Ero indeciso sul cosa fare: da una parte il non voler "tradire" i miei fratelli laziali in questo vero e proprio sacrificio d'esser costretti, dalla esasperazione di vedersi "guidati" da un presidente arrogante e assolutista (nonchè fortemente ostile), a disertare la propria "casa" per una partita e, contemporaneamente, il desiderio di aderire allo sciopero perchè inevitabile e giusto; dall'altra, l'amore viscerale per la bandiera che sussurrava al mio cuore di non "tradirla" in un momento così difficile.
Pur orientato per l'adesione allo sciopero, con le ultime novità di giornata, la mia scelta è divenuta definitiva.
Cosa è successo di nuovo? E' successo che quando è in atto uno scontro tra due parti, una battaglia tra due fazioni, è buona regola affrontare questa "competizione" senza sporcare le regole della contrapposizione.
Ognuno, nel sostenere le proprie ragioni, dovrebbe attenersi alle "armi" di cui è dotato, senza sconfinare in "furbizie" tattico-strategiche idonee a tentar di vincer la contesa.
Avevo scritto, giorni fa, come questa decisione di scioperare avrebbe potuto avere delle pericolose controindicazioni, potenzialmente sfruttabili dal "nemico".
Bene.

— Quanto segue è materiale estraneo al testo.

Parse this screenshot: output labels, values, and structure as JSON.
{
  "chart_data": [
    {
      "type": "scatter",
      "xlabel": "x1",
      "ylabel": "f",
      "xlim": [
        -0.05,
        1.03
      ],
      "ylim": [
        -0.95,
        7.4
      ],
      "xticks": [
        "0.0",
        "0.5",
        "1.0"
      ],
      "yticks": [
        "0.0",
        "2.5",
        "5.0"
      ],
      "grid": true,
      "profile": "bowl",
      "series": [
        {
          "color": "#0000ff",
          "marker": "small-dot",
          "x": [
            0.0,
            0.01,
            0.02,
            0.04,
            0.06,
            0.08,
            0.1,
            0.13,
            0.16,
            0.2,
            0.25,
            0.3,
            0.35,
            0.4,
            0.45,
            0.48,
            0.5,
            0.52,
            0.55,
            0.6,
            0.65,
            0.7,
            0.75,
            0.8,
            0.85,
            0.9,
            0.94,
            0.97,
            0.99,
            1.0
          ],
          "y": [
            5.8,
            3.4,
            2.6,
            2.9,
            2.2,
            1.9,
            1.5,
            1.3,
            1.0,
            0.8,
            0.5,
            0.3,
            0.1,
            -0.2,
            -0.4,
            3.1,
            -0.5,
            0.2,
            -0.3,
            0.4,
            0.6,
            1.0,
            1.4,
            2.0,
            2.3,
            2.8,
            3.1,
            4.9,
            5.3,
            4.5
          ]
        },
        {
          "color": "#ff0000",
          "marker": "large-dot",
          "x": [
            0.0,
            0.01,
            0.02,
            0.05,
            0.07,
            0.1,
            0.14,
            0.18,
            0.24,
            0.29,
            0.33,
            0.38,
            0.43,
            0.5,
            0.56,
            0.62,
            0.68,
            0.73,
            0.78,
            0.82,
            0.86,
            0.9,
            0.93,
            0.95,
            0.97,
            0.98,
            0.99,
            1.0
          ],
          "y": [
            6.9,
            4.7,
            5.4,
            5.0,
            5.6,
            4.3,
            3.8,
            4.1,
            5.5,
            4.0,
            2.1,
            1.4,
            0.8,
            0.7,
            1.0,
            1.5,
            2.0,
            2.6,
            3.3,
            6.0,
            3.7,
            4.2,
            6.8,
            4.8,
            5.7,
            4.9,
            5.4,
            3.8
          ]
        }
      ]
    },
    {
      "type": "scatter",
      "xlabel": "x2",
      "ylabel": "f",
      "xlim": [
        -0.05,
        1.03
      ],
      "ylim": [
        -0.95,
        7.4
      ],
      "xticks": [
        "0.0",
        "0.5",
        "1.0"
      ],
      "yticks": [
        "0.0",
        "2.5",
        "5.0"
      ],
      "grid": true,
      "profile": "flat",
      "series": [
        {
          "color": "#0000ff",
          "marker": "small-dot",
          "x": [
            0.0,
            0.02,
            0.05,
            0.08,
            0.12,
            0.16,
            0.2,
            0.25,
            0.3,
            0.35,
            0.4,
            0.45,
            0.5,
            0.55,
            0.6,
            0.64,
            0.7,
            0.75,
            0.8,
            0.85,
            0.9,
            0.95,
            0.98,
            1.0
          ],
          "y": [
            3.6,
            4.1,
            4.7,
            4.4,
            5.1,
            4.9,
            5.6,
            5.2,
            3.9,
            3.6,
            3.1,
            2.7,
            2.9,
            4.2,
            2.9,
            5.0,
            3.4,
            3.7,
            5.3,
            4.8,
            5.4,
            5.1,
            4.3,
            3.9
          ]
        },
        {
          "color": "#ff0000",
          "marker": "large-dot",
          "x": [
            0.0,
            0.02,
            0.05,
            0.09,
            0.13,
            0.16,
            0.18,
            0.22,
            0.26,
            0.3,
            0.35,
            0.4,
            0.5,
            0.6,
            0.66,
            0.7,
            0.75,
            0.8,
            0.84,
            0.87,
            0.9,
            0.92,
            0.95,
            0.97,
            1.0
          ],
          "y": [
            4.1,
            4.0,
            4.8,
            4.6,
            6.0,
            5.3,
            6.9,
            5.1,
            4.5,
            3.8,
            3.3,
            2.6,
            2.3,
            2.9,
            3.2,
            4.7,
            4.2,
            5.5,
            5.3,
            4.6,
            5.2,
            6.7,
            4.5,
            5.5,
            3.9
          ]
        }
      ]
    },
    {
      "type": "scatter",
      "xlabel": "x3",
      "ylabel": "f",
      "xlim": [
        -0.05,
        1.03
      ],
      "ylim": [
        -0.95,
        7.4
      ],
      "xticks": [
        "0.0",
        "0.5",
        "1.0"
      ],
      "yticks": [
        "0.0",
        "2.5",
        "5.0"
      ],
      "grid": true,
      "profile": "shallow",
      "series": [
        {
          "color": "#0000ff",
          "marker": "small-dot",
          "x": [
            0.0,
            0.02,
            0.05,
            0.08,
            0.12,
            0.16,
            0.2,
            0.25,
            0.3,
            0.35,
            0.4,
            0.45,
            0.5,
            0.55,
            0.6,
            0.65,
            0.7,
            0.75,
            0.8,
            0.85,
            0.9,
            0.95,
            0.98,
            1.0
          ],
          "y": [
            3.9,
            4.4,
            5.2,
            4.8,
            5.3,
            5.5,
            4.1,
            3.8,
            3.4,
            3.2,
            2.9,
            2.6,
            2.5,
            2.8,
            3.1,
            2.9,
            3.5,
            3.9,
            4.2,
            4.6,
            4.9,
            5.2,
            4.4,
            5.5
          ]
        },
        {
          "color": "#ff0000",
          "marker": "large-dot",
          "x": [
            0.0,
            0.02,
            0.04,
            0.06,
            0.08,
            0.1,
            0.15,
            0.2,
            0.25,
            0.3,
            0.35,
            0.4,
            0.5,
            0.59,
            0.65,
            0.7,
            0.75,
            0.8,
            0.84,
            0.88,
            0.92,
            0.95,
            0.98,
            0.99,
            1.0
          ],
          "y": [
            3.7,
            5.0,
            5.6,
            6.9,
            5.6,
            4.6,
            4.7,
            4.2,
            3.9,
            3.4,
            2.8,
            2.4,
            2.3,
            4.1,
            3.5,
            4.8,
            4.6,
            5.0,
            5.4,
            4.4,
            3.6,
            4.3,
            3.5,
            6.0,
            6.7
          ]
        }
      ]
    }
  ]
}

Con gli ultimi eventi, il potenziale boomerang si è rigirato; e ora sta prendendo la via del gestore.
Questo perchè lo stesso, invece di andare a scoprire serenamente le carte sabato sera (cioè a verificare quanto popolo laziale fosse dalla sua parte e quanto no) ha "furbescamente" (io direi, piuttosto, penosamente) invitato "aggratise" scuole calcio, militari e rispettive famiglie, per riempire quelli che, presumibilmente, saranno gli ampi spazi vuoti presentati dallo stadio Olimpico.
La prima osservazione è che tali avvolgenti iniziative non erano mai state messe in pratica precedentemente, in occasione di partite importanti della Lazio, privilegiando sempre l'incasso alla partecipazione.
Strano; tutto ciò, invece, succede ora, alla vigilia di una "battaglia" di opinione.
Seconda osservazione: sappiamo tutti, quanti laziali di fede ci siano in questi contesti, "raccattati" per coprire gli spazi vuoti dello stadio: al massimo il 20%, ricordando quanti bambini romanisti (e relativi familiari) facciano parte della scuola calcio Lazio (lo so per esperienza diretta familiare) e come di fedi juventine, milaniste e interiste siano, giustamente, piene le nostre caserme.
Tradotto in  termini concreti: sabato sera l'attuale presidente della Lazio sarà riuscito nell'intento di svuotare il nostro stadio dai laziali per consegnarlo ad altri tifosi.
Un record assoluto, l'ennesimo di questa infelice gestione.
Da sfidante a sfidante: un colpo basso e "fuori dalle regole" (quelle non scritte), nell'ambito di una contesa che avrebbe dovuto misurare, senza sotterfugi, l'effettiva "forza" dei contendenti.
Invece, quest'ultima mossa porterà solo una vittoria, schiacciante.
Quella di chi ha l'aquila nel cuore e vuole liberarla dall' "invasore".
Per questo, con la morte nel cuore, questo "vecchio" ultras sarà costretto (per la 4^ volta in 37 anni di stadio) a tifare da lontano; sperando che, ancora una volta, lo Stellone laziale ci porti, comunque, alla vittoria.